Charles à Court Repington
Charles à Court
Heytesbury, Wiltshire, England
25 May 1925
Hove, Sussex, England
British Army
1878–1902
War correspondent and author
Early life[edit]
Charles à Court was born at Heytesbury, in the county of Wiltshire on 29 January 1858, the son of Charles Henry Wyndham A'Court Repington, M.P. His family name at birth was à Court. In his memoir, he later wrote: "The à Courts are Wiltshire folk, and in old days represented Heytesbury in Parliament... The name of Repington, under the terms of an old will, was assumed by all the à Courts in turn as they succeeded to the Amington Hall Estate, and I followed the rule when my father died in 1903."[4][5] He received his early formal education at Eton College and the Royal Military College, Sandhurst.
Military career[edit]
He commenced his military career as a commissioned infantry officer in 1878 with the British Army's Rifle Brigade.[6] After serving in Afghanistan, Burma, and Sudan, he entered the Staff College at Camberley, where he was a brilliant student,[5] and where his peers included the future senior generals Herbert Plumer and Horace Smith-Dorrien. On graduation from Staff College he served as a military attaché in Brussels and The Hague, following which he was promoted to lieutenant-colonel. He served as a staff officer during the Second Boer War in South Africa 1899–1901, and was appointed a Companion of the Order of St Michael and St George (CMG) during the conflict.[7]
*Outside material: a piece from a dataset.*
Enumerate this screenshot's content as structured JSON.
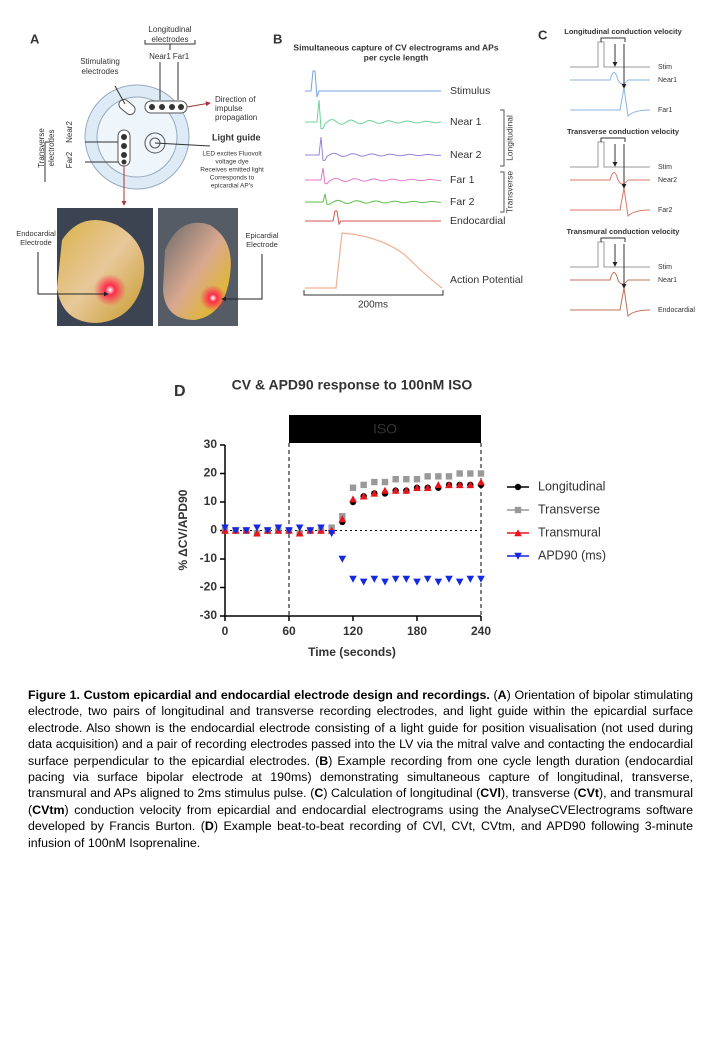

After returning from the war, what had appeared to be a promising military career was cut short during a posting to Egypt in 1902 where Repington re-engaged a romantic affair dating back to the late 1890s with Lady Garstin, the wife of a British official, William Garstin, which became public. He was reprimanded by senior military authorities, as he had given a written promise "upon his honour as a soldier and gentleman" previously to have no further dealings with her. He had given this "parole" to Henry Wilson (a friend of Mary Garstin's late father, who had been asked by her family to get involved) on 9 October 1899. Repington told Wilson – at Chieveley, near Colenso in South Africa, during the 2nd Boer War campaign in February 1901 – that he regarded himself as absolved from his promise to give Mary Garstin up after learning that her husband had been spreading rumours of his other infidelities. During the divorce proceedings, it was revealed that Repington had ignored warnings about his behaviour (i.e. had "broken his parole") and had continued with the affair. Wilson was unable or unwilling to confirm Repington's claim that he had released him from his parole in South Africa. Repington believed that Wilson had betrayed a fellow soldier in this, but was forced to resign his commission and retire from the British Army in social disgrace with the rank of Lieutenant Colonel on 15 January 1902.[8][9] In a subsequent career as a journalist, specializing in military matters, he was a strong critic of Wilson whenever the opportunity presented itself.[5][10]
Later life[edit]
After the end of the war Repington joined the staff of The Daily Telegraph, and subsequently published several books. These works included The First World War (1920), and After the War (1922), which were bestsellers, but cost Repington friendships for his apparent willingness to report what others considered to have been private conversations.
Death[edit]
He died on 25 May 1925 at Pembroke Lodge in Hove, East Sussex. He was 67 years old. His body was buried at Hove Cemetery, Old Shoreham Road.
Personal life[edit]
On 11 February 1882, Repington married Melloney Catherine (died 1934), daughter of Colonel Henry Sales Scobell, of Abbey House, Pershore, High Sheriff of Worcestershire in 1872; she was a sister of Major-General Henry Jenner Scobell. The marriage produced four children: Charles Edward Geoffrey (1888-1889), (Melloney) Catherine ("Kitty") Isabel (1891–1965), Elizabeth Frances (1892-1950), and Violet Emily (1895-1898); they were judicially separated in 1902.[17][18] Repington subsequently married Mary North (formerly Lady Garstin), and had a daughter, Laetitia Frances Mary, born in 1911.[19]